Damit die handgeschriebenen Kinder-Sätze nicht sofort als solche erkannt und mit einem geringschätzigen „Die Kleenen haben ja keine Ahnung“ abgetan werden, entschieden sich die beiden Frauen, die Zitate von Erwachsenen aufschreiben zu lassen. Im Großen Garten suchten sie deshalb „Handschriftenpaten“ und sprachen zahlreiche Spaziergänger an. „Die Reaktionen waren überwiegend positiv, aber gleich bei den ersten vier Personen bekamen wir drei Ablehnungen. Das muss man akzeptieren, aber ernüchternd fand ich, dass die Neins meist ohne jede Begründung kamen“, erzählt Ackermann. „Ein Mann hatte aber auch Tränen in den Augen und sagte: Das ist total wichtig, was Sie machen.“

Die Zitate ließen die beiden Frauen in weißer Schrift auf blauen Hintergrund drucken – eine freundliche Farbe, die in der Werbung nicht oft verwendet wird und deshalb auffällt, hoffen sie.
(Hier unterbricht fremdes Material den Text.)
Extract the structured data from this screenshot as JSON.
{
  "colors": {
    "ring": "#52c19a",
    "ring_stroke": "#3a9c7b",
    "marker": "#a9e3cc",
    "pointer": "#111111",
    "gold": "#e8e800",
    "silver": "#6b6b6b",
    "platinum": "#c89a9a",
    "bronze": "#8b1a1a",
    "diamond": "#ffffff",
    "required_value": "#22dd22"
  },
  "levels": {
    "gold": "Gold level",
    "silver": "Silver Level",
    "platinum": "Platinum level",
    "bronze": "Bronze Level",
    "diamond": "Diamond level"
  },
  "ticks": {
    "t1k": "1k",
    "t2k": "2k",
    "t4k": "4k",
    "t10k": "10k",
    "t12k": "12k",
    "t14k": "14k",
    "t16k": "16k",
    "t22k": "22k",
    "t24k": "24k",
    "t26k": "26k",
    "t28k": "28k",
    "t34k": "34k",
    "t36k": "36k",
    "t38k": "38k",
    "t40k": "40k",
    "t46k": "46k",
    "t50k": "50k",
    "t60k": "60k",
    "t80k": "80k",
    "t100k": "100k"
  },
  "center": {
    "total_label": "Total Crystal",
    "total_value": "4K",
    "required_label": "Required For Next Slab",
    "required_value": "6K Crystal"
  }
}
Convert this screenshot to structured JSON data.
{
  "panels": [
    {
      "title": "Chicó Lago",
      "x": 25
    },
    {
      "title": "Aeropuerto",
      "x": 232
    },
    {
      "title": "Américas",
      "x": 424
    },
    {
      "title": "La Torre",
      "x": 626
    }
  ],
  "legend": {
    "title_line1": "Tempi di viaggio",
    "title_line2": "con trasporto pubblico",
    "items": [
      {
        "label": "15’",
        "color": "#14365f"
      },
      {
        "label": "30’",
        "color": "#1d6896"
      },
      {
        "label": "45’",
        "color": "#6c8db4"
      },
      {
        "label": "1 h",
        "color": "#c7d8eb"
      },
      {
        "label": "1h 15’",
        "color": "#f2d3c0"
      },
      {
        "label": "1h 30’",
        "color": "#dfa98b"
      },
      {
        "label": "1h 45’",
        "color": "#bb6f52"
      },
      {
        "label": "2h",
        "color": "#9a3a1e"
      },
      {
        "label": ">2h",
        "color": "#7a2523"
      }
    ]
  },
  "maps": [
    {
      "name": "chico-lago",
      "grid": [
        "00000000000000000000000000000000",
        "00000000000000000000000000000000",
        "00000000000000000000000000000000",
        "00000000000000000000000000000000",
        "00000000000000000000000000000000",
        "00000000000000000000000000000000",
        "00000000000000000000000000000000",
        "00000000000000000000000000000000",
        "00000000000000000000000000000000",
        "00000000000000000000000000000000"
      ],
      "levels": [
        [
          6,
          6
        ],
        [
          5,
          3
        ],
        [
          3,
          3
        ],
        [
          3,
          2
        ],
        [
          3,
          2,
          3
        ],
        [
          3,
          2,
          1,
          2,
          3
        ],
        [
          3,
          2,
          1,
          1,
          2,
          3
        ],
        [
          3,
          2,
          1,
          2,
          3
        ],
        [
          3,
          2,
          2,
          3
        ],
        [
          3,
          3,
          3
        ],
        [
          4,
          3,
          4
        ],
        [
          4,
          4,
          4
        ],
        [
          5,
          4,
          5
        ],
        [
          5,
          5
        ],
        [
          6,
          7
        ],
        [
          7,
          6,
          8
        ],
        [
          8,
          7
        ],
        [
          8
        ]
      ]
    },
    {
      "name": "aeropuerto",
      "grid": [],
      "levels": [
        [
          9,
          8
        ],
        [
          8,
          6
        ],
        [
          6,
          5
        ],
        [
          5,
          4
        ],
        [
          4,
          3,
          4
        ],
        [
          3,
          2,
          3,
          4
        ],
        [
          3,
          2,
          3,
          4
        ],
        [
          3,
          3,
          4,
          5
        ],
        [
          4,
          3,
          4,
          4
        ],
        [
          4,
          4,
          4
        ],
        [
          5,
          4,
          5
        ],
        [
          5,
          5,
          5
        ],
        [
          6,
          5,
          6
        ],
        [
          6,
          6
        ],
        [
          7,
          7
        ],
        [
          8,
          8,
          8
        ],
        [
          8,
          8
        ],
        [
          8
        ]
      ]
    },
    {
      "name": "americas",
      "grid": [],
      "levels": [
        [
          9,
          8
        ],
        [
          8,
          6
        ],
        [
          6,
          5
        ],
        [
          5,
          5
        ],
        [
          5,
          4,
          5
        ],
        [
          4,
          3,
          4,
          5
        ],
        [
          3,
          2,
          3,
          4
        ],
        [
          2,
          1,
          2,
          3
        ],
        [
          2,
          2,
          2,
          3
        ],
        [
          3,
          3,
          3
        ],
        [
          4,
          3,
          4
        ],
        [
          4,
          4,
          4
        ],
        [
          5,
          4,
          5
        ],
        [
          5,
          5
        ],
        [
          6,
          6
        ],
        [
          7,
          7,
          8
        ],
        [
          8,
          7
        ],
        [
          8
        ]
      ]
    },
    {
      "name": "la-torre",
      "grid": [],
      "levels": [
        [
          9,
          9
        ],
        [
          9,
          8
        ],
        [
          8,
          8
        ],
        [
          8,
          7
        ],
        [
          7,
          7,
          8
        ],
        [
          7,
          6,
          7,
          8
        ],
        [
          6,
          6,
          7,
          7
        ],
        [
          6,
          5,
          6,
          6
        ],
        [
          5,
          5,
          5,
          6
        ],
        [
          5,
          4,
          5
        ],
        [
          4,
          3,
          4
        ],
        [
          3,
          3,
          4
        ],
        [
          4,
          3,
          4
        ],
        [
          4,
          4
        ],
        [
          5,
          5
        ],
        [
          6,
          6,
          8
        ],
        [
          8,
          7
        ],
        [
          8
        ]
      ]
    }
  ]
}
Eine Dresdner und eine Radebeuler Firma sowie eine Stiftung unterstützten sie bei Druck und Plakatierung. „Es war uns wichtig, dass die Sprüche um den Pegida-Geburtstag herum öffentlich gezeigt werden“, sagt Ackermann. Noch bis zum 31. Oktober hängen die Plakate nun. Zusätzlich wird ab Mittwoch im Hof der Friedrichstädter „Motorenhalle“ eine leere Wand aufgestellt, auf die während der neuen Ausstellung „Wo gehen wir hin“ alle Zitate projiziert werden.

Ein Plakat in Prohlis wurde allerdings bereits mit Schmierereien verunstaltet.